Like their counterparts in other states, Florida utilities have gone to war with clean energy, too. Last year, they poured a collective $21 million ($8 million from FPL alone) into an unsuccessful ballot measure aimed at stunting various kinds of third-party financing for solar power. Beyond that effort, investor-owned utilities are a force to reckon with in Florida politics; the sector employs one lobbyist for every two state legislators—the most of any industry. This spring, FPL was found to have written whole sections of anti-solar legislation sponsored by state representative Ray Rodriguez, who had previously accepted $15,000 from the utility.

With major utilities aligned in opposition, the road to renewables’ proliferation in Florida may not be an easy one. John Farrell, director of the Energy Democracy Initiative at the Institute for Local Self-Reliance, says that policies to transition Florida’s electricity over to renewables could go a long way toward being able to get lights back on more quickly after major storms.

In an ideal rebuilding process, Farrell told In These Times, “What we would see is, from a policy standpoint, that [utilities] would be more supportive of ways customers could build their own power generation. In a system like we have today, if one power line is knocked out, it can affect tens of thousands of people … If we have lots of different pockets of generation, we can figure out ways to fill in the gaps.”

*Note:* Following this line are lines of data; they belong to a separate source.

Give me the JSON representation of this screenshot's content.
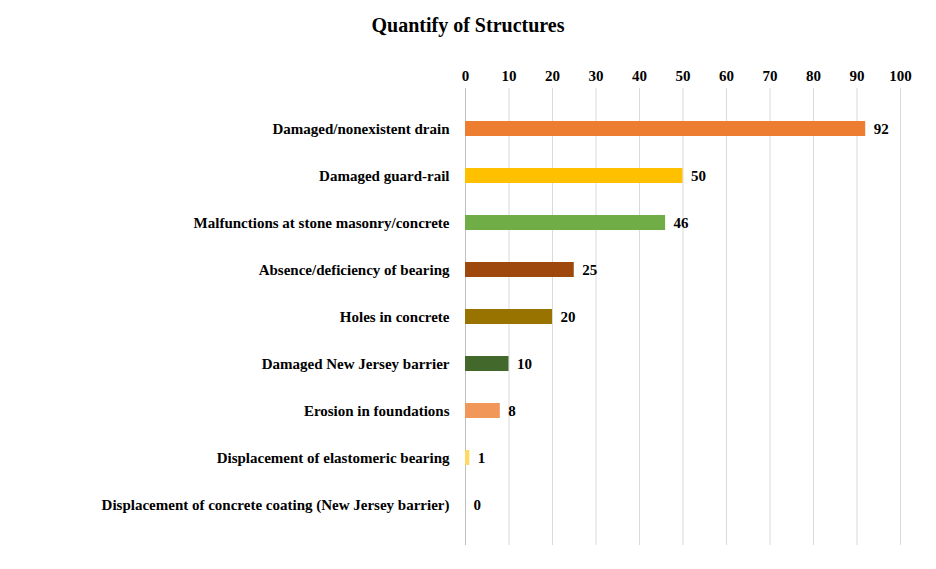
{
  "chart_data": {
    "type": "bar",
    "title": "Quantify of Structures",
    "orientation": "horizontal",
    "categories": [
      "Damaged/nonexistent drain",
      "Damaged guard-rail",
      "Malfunctions at stone masonry/concrete",
      "Absence/deficiency of bearing",
      "Holes in concrete",
      "Damaged New Jersey barrier",
      "Erosion in foundations",
      "Displacement of elastomeric bearing",
      "Displacement of concrete coating (New Jersey barrier)"
    ],
    "values": [
      92,
      50,
      46,
      25,
      20,
      10,
      8,
      1,
      0
    ],
    "colors": [
      "#ED7D31",
      "#FFC000",
      "#70AD47",
      "#9E480E",
      "#997300",
      "#43682B",
      "#F1975A",
      "#FFD966",
      "#A9D18E"
    ],
    "xlim": [
      0,
      100
    ],
    "xticks": [
      0,
      10,
      20,
      30,
      40,
      50,
      60,
      70,
      80,
      90,
      100
    ],
    "grid": true,
    "data_labels": true
  }
}
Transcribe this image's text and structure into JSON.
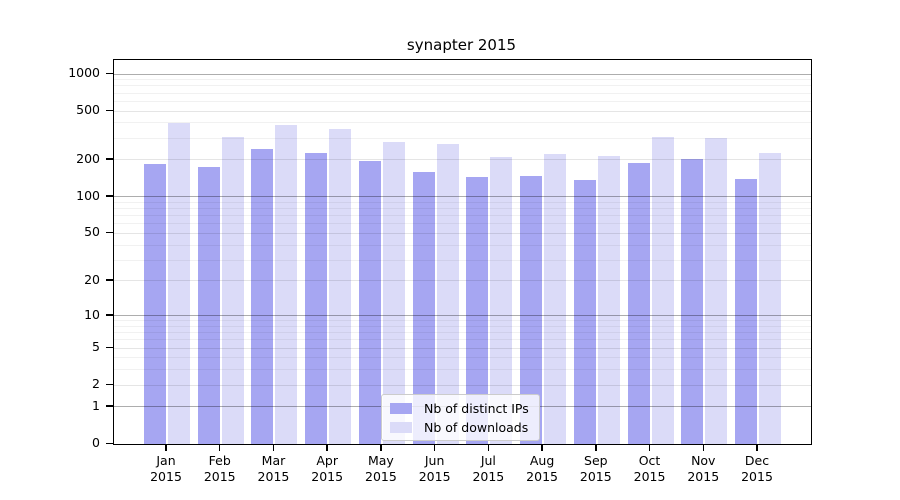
{
  "title": "synapter 2015",
  "chart_data": {
    "type": "bar",
    "title": "synapter 2015",
    "categories": [
      "Jan 2015",
      "Feb 2015",
      "Mar 2015",
      "Apr 2015",
      "May 2015",
      "Jun 2015",
      "Jul 2015",
      "Aug 2015",
      "Sep 2015",
      "Oct 2015",
      "Nov 2015",
      "Dec 2015"
    ],
    "series": [
      {
        "name": "Nb of distinct IPs",
        "color": "#a6a6f2",
        "values": [
          185,
          176,
          247,
          227,
          195,
          161,
          146,
          147,
          138,
          190,
          205,
          141
        ]
      },
      {
        "name": "Nb of downloads",
        "color": "#dbdbf8",
        "values": [
          398,
          308,
          383,
          356,
          283,
          268,
          212,
          222,
          216,
          308,
          300,
          229
        ]
      }
    ],
    "y_scale": "log1p",
    "y_ticks": [
      1000,
      500,
      200,
      100,
      50,
      20,
      10,
      5,
      2,
      1,
      0
    ],
    "y_minor_ticks": [
      3,
      4,
      6,
      7,
      8,
      9,
      30,
      40,
      60,
      70,
      80,
      90,
      300,
      400,
      600,
      700,
      800,
      900
    ],
    "ylim": [
      0,
      1300
    ],
    "xlabel": "",
    "ylabel": "",
    "grid": true,
    "legend_position": "lower center",
    "colors": {
      "frame": "#000000",
      "grid_decade": "rgba(0,0,0,0.32)",
      "grid_labeled": "rgba(0,0,0,0.10)",
      "grid_minor": "rgba(0,0,0,0.055)"
    }
  }
}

The system Farrell describe is what’s known as a microgrid. The basic idea behind a microgrid is to have a bounded geographic area reliant on the same set of power sources that can be operated independently of a larger electric grid, or “islanded,” in energy-wonk parlance. This allows homes and businesses to share power, meaning if power gets shut off during a storm, entities that get their power from the microgrid can keep their lights on.

Under Florida law and that of several other states, such a practice is illegal, as it would mean undercutting utilities’ legally protected monopoly. The vast majority of solar arrays are currently tied to the electric grid by law, meaning they shut down when the power goes off.

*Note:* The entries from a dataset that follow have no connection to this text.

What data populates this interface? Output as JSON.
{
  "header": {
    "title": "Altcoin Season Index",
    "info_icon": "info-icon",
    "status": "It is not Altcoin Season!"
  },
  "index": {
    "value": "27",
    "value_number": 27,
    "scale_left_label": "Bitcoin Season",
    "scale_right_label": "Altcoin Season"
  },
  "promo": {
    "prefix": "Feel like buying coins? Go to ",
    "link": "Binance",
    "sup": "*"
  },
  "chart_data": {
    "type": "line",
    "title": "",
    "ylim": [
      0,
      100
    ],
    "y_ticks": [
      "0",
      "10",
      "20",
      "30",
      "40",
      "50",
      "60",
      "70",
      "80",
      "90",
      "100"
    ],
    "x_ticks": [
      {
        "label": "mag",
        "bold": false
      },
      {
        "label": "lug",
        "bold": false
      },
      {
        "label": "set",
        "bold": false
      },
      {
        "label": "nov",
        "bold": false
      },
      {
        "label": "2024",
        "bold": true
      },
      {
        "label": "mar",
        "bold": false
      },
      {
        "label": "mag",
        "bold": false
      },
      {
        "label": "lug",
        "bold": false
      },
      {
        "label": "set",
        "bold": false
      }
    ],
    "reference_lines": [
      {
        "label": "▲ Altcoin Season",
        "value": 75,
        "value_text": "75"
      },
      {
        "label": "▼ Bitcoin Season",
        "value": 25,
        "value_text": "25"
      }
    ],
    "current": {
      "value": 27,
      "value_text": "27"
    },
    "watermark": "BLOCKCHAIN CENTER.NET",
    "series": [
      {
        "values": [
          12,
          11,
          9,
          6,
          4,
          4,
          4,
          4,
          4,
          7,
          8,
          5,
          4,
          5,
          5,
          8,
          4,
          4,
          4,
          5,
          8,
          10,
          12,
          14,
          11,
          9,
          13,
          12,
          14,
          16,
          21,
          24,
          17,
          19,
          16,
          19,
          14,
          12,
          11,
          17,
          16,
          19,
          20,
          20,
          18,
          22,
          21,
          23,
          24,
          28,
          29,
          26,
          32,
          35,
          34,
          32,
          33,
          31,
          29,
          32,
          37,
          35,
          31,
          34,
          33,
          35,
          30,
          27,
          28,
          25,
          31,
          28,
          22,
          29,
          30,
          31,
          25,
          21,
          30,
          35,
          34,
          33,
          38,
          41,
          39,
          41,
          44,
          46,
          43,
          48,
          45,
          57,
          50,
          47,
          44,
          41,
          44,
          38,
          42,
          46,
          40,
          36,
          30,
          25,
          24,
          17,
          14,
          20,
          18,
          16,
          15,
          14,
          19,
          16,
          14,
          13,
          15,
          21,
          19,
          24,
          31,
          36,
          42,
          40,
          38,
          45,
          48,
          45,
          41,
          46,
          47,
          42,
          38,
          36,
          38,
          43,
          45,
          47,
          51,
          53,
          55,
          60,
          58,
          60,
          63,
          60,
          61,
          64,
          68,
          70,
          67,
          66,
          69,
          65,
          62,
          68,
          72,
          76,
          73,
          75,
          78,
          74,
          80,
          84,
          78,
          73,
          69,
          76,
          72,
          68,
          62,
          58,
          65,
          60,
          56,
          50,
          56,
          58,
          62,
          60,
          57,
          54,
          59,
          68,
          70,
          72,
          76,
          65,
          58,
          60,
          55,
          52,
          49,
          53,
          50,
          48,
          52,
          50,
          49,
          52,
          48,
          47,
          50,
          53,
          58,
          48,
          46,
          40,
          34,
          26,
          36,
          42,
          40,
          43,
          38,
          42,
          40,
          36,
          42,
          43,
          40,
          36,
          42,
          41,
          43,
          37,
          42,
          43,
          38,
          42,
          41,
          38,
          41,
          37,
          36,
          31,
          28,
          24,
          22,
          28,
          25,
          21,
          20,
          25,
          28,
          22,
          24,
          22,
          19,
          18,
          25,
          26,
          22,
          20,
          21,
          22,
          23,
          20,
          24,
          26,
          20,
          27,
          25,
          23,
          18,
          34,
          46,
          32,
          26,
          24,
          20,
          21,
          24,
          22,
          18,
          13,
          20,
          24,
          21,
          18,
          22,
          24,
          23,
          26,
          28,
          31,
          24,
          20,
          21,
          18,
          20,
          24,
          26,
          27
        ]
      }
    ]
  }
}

Unsurprisingly, FPL lobbyists have fought to keep this statute on the books. If utilities allowed microgrids—whether servicing large institutions or small commercial and residential areas—they could help maintain power in a deluge. Instead, according to FPL policy, even ratepayers with solar panels, who could feasibly keep their lights on during an outage, are forbidden from doing so. “Renewable generator systems connected to the grid without batteries are not a standby power source during an FPL outage,” the utility’s handbook states.

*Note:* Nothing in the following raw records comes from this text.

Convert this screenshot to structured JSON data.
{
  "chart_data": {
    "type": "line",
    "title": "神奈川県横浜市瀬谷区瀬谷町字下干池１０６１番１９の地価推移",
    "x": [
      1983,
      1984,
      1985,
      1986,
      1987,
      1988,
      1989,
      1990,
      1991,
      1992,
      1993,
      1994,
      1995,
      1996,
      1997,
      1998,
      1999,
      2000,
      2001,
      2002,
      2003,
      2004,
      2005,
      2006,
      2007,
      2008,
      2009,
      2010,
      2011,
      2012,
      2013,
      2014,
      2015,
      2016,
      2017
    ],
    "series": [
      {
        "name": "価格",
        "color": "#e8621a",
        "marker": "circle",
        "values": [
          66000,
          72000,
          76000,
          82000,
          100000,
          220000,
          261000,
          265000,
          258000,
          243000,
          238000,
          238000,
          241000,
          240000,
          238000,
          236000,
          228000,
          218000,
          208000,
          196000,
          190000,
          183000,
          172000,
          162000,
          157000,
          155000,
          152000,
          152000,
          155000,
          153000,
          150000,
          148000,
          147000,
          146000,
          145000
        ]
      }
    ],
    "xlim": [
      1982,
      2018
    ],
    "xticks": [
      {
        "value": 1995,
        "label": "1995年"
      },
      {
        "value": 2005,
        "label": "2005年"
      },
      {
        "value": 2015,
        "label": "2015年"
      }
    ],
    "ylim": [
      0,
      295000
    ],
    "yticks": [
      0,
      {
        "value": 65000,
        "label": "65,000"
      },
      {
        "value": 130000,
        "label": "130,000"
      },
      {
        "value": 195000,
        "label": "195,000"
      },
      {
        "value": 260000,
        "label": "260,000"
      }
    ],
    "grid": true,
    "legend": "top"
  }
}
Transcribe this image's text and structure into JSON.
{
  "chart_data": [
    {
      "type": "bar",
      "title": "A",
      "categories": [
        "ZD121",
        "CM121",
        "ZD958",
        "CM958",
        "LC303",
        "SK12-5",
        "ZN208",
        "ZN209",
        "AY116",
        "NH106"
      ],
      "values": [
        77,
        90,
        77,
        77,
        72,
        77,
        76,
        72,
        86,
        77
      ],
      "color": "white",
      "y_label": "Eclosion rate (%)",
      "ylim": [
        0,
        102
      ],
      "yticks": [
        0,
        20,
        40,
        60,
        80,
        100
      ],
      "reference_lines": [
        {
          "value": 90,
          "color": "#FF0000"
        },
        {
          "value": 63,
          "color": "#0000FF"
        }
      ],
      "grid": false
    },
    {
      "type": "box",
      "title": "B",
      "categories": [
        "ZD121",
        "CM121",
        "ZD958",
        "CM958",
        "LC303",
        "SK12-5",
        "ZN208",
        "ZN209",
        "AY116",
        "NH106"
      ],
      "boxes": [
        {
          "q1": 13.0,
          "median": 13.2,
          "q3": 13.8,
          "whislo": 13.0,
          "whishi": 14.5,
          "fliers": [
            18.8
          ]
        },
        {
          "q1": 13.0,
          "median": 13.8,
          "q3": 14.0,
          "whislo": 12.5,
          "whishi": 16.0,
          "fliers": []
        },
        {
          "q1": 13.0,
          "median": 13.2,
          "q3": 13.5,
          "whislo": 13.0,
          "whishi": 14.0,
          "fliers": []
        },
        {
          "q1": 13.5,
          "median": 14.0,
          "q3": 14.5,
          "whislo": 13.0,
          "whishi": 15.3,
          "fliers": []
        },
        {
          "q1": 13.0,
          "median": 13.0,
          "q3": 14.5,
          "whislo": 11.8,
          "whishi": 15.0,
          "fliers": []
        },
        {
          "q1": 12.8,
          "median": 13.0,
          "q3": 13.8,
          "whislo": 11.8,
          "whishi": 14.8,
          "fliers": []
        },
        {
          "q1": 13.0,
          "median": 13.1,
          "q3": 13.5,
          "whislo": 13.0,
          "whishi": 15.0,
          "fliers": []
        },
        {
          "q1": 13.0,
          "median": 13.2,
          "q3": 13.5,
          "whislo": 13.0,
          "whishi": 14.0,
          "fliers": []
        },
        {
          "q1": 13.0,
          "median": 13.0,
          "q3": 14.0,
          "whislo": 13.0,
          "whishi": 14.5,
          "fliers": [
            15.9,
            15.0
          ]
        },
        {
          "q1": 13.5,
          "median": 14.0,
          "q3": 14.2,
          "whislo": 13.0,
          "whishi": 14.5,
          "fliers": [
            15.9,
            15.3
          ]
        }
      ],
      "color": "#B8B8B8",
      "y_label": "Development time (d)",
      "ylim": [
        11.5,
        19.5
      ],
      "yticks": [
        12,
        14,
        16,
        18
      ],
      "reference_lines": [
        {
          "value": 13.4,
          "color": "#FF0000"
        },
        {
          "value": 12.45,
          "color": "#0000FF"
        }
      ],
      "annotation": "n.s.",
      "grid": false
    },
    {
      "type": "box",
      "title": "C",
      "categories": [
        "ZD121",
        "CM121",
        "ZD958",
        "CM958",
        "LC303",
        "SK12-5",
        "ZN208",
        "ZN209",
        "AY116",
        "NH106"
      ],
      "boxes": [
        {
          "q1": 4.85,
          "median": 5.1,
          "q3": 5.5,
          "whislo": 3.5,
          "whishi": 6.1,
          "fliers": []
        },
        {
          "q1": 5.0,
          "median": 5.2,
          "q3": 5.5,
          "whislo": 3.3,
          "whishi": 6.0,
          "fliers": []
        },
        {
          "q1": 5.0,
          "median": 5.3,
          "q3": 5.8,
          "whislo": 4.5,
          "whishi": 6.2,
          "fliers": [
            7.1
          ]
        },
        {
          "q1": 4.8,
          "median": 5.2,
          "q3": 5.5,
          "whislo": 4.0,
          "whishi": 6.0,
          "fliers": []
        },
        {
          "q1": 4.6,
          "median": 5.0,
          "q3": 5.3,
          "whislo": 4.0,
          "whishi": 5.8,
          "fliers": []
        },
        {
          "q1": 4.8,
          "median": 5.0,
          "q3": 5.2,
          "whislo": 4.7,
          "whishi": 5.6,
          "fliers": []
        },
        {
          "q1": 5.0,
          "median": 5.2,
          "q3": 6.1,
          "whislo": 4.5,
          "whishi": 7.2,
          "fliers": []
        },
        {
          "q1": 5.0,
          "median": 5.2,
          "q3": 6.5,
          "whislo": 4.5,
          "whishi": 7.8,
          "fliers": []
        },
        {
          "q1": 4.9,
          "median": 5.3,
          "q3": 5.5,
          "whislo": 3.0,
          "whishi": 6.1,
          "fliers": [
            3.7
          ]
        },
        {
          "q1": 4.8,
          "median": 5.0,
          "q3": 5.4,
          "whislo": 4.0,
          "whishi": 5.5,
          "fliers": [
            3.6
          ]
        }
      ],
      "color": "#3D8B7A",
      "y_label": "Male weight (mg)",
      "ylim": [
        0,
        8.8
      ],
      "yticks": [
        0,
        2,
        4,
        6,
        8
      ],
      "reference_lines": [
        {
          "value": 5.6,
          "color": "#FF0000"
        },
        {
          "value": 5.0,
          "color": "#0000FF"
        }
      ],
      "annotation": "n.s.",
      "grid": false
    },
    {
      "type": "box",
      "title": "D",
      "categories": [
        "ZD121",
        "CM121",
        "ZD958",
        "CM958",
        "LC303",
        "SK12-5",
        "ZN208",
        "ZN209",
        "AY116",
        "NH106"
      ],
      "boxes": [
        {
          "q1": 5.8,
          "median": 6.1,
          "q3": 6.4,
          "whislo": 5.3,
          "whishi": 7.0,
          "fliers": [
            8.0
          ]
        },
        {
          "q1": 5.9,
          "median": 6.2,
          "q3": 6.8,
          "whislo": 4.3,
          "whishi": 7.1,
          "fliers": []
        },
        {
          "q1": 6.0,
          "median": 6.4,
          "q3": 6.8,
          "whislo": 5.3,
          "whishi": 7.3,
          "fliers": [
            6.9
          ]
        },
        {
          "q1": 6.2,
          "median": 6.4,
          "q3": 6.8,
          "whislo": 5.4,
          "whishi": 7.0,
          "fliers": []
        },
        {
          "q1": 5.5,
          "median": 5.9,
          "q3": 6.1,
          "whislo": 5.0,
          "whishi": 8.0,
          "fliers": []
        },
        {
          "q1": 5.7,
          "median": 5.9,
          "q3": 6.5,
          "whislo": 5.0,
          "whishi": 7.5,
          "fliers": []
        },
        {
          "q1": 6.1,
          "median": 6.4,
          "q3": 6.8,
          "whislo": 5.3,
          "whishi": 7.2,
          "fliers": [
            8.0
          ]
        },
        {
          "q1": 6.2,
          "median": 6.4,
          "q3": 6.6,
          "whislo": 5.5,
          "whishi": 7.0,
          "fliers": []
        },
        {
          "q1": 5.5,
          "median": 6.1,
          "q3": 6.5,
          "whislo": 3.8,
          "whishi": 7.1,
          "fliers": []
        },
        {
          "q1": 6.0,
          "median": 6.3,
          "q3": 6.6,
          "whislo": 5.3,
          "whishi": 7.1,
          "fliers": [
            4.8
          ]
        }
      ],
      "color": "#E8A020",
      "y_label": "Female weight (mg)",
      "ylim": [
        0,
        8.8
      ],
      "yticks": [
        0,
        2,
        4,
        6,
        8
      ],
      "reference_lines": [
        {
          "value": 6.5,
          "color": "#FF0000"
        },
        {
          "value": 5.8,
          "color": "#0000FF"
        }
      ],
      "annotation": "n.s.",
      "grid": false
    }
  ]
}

The problem, Farrell notes, is rooted in FPL and other private electricity providers’ business model. “This is true of investor-owned utilities in all states like Florida, where there are monopolies: Their money for the shareholders comes from getting a rate of return from capital they spend, and building something like a power plant,” he told me. “The utility can build a microgrid and make money from it, but that would mean doing something different.”

Also like those services, what’s being traded isn’t the goodwill of strangers, but real money. In that context, the scalar concerns that come with microgrids’ promise seem almost self-evident: If utilities allow them and there’s a local appetite for it, communities that can afford to create a microgrid will. For others, the financial barriers to such a drastic transition may well prove too high, especially in more rural areas with already aged infrastructure. That’s where utilities can come in.

“Maybe they use their staff to help construct the project…maybe they help finance the system, or build the circuitry,” Farrell says. “There are a lot of ways that utilities could provide their expertise that are different rom simply being the sole provider of electricity.” Critically, big utilities could help level the playing field to help more communities access clean, reliable and storm-resilient power.